Start with IP ownership: does the company own its product designs, or does it build to customer specifications? Then look at certifications, customer reorder patterns, and supply chain resilience. A manufacturer with proprietary designs, current quality certifications, and customers who reorder multiple times per year is a much more defensible acquisition than a contract shop. You can browse electronics manufacturing businesses for sale on Rejigg to see what's available.
How much does an electronics manufacturing business cost?
Most electronics manufacturers sell for 3 to 8 times annual profit. Contract manufacturers without proprietary IP tend to land in the lower range. Businesses with owned designs, quality certifications, and strong repeat customer relationships can reach 6x to 8x. Use the SBA loan calculator to model what financing looks like at different price points.
How do I evaluate an electronics manufacturing business before buying?
Ask for a product list showing what the company owns versus what it manufactures for customers under their IP. Request a customer list with purchase history showing reorder frequency and revenue per account for each of the last three years. Review certifications with current audit records. Ask for supplier information including lead times and backup options. The goal is to understand what drives the repeat revenue and what's at risk in a transition.
What due diligence questions should I ask about an electronics manufacturing business?
Ask which designs, software, and tooling are owned by the company versus developed under customer contracts. Ask what quality certifications are current and when each was last audited. Find out which customers account for the largest share of revenue and how long each has been ordering. Ask about single-source component dependencies and what the backup plan is if a key supplier has delivery problems. Ask whether any major customers have done their own supplier audits recently.
Where can I find electronics manufacturing businesses for sale?
Rejigg connects buyers directly with electronics manufacturing business owners without a broker. You can browse electronics manufacturing businesses for sale on Rejigg and message sellers directly. Listings include financial details and customer concentration information upfront.
How does intellectual property transfer when buying an electronics manufacturing business?

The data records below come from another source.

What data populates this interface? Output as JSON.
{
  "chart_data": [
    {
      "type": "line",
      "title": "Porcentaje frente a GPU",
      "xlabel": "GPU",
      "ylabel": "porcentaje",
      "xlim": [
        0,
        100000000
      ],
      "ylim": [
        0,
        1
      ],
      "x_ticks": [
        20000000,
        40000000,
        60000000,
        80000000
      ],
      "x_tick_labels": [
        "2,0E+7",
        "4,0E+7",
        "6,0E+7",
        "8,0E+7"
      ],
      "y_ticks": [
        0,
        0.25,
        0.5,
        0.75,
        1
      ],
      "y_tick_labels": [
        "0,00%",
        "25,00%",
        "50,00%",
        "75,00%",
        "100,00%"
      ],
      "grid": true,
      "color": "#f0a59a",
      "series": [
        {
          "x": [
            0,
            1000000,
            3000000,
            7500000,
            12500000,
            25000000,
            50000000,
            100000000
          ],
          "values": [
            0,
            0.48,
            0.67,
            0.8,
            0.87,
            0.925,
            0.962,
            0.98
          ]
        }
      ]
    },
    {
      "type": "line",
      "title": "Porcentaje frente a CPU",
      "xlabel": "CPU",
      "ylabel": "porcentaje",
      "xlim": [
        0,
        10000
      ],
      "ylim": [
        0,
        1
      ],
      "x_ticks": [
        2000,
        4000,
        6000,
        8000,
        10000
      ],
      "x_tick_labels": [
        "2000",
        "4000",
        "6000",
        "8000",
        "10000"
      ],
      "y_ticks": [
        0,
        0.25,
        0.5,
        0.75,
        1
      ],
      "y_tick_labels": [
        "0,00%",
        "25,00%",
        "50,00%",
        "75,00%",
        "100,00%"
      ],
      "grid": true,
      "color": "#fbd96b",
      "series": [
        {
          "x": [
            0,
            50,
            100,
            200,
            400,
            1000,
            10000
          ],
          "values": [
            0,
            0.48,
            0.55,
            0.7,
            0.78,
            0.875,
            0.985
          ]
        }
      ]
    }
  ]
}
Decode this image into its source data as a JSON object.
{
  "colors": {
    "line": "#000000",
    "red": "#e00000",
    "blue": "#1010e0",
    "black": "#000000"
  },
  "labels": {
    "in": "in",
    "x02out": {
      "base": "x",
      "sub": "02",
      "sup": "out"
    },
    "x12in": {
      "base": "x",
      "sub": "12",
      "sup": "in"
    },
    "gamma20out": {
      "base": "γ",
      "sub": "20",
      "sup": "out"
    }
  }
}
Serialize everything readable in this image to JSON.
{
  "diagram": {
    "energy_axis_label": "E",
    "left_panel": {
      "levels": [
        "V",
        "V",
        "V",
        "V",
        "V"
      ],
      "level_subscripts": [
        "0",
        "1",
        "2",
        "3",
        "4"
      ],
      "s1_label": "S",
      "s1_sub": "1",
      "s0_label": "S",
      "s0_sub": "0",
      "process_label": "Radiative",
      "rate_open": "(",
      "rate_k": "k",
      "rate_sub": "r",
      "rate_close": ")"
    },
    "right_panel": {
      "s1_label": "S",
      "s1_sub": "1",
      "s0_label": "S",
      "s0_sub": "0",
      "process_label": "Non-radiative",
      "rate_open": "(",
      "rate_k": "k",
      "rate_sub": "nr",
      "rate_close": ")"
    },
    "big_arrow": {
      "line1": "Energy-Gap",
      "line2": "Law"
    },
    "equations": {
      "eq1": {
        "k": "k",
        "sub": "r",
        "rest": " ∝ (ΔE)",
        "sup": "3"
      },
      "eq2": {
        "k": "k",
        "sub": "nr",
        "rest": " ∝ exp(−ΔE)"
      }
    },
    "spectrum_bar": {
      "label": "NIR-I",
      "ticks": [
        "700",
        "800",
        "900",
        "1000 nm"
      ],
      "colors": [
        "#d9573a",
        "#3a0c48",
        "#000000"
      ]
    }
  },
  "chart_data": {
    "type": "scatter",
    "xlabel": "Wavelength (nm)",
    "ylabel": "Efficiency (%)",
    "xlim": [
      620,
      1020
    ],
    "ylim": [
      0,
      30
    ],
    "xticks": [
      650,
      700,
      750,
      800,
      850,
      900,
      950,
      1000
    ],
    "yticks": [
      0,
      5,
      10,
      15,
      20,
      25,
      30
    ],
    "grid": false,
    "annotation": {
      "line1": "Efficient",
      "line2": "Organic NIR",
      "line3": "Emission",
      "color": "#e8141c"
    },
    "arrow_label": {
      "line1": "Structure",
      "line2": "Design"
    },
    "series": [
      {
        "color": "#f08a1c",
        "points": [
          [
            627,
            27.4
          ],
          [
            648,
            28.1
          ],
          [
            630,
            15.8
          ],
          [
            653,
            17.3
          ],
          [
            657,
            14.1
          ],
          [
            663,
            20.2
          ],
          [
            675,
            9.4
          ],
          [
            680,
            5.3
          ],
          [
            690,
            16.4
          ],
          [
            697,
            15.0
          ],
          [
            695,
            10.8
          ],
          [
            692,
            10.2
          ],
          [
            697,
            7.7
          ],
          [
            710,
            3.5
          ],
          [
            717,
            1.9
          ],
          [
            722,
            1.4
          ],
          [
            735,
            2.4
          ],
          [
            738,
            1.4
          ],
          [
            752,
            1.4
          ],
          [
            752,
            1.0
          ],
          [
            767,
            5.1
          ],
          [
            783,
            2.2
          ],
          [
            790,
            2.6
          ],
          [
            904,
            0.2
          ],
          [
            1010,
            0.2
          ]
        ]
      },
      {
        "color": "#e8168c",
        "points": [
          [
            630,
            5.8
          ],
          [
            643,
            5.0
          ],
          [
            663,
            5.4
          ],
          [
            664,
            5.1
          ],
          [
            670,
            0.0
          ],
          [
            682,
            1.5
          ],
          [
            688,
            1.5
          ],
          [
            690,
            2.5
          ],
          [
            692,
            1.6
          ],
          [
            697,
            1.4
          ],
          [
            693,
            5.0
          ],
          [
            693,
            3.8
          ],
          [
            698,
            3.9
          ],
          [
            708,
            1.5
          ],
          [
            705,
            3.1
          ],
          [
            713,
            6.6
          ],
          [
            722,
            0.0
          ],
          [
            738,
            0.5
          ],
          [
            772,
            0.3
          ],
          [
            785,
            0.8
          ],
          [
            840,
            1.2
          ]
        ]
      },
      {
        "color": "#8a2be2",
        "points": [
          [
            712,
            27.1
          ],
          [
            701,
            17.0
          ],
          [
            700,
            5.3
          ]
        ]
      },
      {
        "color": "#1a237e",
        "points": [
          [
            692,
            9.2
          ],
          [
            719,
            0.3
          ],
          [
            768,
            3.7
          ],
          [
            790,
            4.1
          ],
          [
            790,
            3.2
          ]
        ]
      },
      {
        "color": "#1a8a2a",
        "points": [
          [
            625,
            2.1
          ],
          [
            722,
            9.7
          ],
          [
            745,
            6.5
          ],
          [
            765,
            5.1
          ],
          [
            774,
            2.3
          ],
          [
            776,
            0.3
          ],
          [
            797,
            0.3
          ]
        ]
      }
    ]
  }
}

Company-owned designs, patents, software, and tooling transfer with the sale of the business. The key is having clear records of what exists and what the ownership chain looks like. Ask the seller to provide a list of all IP assets, including any pending patents, design files, and software licenses, with documentation showing the company owns them rather than an individual or a customer. This becomes especially important if any designs were created under customer contracts.
Do certifications like AS9100 or ISO 13485 transfer when I buy the company?
Quality certifications are issued to the legal entity, so they typically carry over when you acquire the business rather than just its assets. However, a change of ownership may trigger a notification requirement to the certifying body and possibly a review. Ask for the certification documentation, the name of the registrar, and the last audit report. Certifications that are current with a recent clean audit are straightforward to maintain. Ones that are due for renewal or had findings on the last audit deserve more attention before closing.